C’est bio la vie !

Que se passe t-il donc dans la tête/vie de Darren Aronofsky ? D’abord proche de Lynch, ou de Cronenberg voire de Terry Gilliam avec son premier film Pi, puis complètement déluré et hallucinatoire avec Requiem for a Dream, le voilà qui tourne à la Terrence Mallik version Tree of Life avec The Fountain et Noé

Dans ce dernier, il nous balance sa toxico préférée (Jenifer Connely) en duo avec Russell Crowe (ce n’est pas le premier à les imaginer ensemble : A Beautiful Mind) en descendants d’Adam et Ève au milieu des barbares qui ont industrialisé le monde et souillé la nature.

Eux, en pionniers du bio, apprennent à leurs enfants à ne prélever que le strict nécessaire et ne pas manger les animaux. Ils font copain-copain avec les pierres et soignent les blessures carabinées avec des onguents.

Que les fans d’action ne se rongent pas les sangs, tout ne va pas pour le mieux dans le meilleur des mondes. Parce que le Noé, il a beau être missionné par Dieu le Père, il a comme la gâchette facile (enfin, le poignard ou le caillou mais bon… vous voyez le tableau) ! Ben oui, ils lui ont pas mis des muscles pour lui faire jouer les lopettes !

Ses gosses en revanche, c’est pas la même histoire. Placés devant des choix cornéliens (on sauve quoi ? Une grenouille ou un hibou ?), les 2 garçons dont un bien metrosexuel pour l’époque, ont du mal à trouver leurs burnes. La mère se débrouille comme elle peut et Hermione a encore droit à un petit tour de magie de derrière les fagots (ou plutôt fougères mais vous comprendrez en le voyant).

Bon alors là je déconne, je me gausse et je raille mais en fait j’ai bien aimé le film.
La première partie m’a rappelé le Seigneur des anneaux (les paysages et la quête tout au moins) et un brin l’histoire sans fin (le golem/les géants). J’ai trouvé la seconde, sur l’arche, un peu plus fastidieuse; le huis clos sans doute… Mais le tout est plutôt convaincant.
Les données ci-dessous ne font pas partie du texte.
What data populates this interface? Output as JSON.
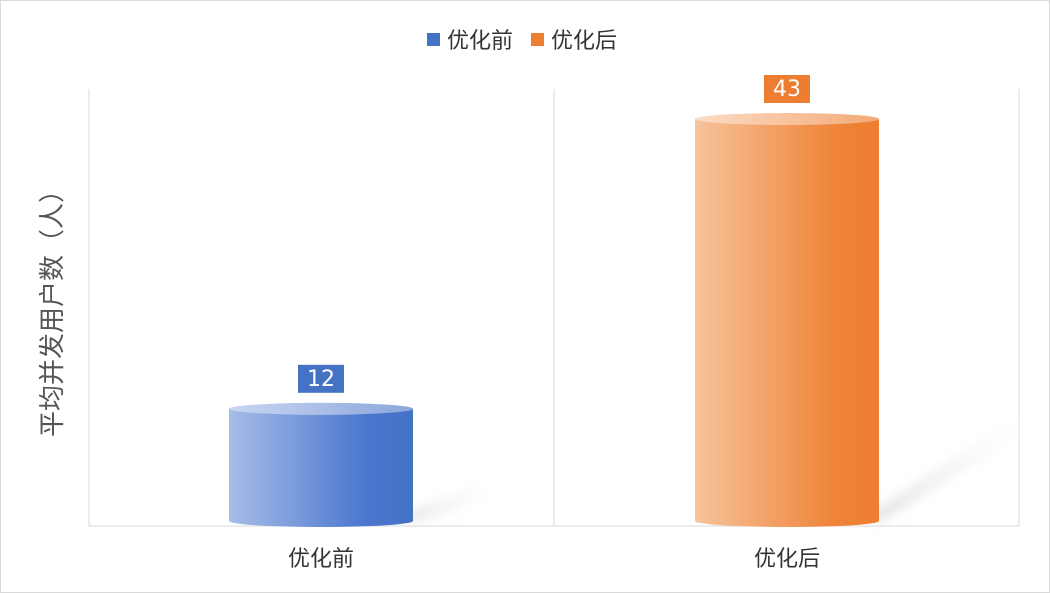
{
  "chart_data": {
    "type": "bar",
    "style": "3d-cylinder",
    "title": "",
    "xlabel": "",
    "ylabel": "平均并发用户数（人）",
    "categories": [
      "优化前",
      "优化后"
    ],
    "values": [
      12,
      43
    ],
    "data_labels": [
      "12",
      "43"
    ],
    "colors": [
      "#4472c4",
      "#ed7d31"
    ],
    "ylim": [
      0,
      46
    ],
    "grid": "vertical category separators",
    "legend": {
      "position": "top-center",
      "entries": [
        {
          "name": "优化前",
          "color": "#4472c4"
        },
        {
          "name": "优化后",
          "color": "#ed7d31"
        }
      ]
    }
  }
}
Loin d’être experte en religion, je ne saurais dire quels petits (ou gros) arrangements Aronofsky a apporté au bouquin. Quoi qu’il en soit, le récit reste digeste et on ne se perd pas dans les personnages façon Game of Thrones. À croire que l’auteur originel avait bien construit son univers !

Enfin tout ça pour dire que Noé vaut le détour par un cinéma avec grand grand écran et bon sound system.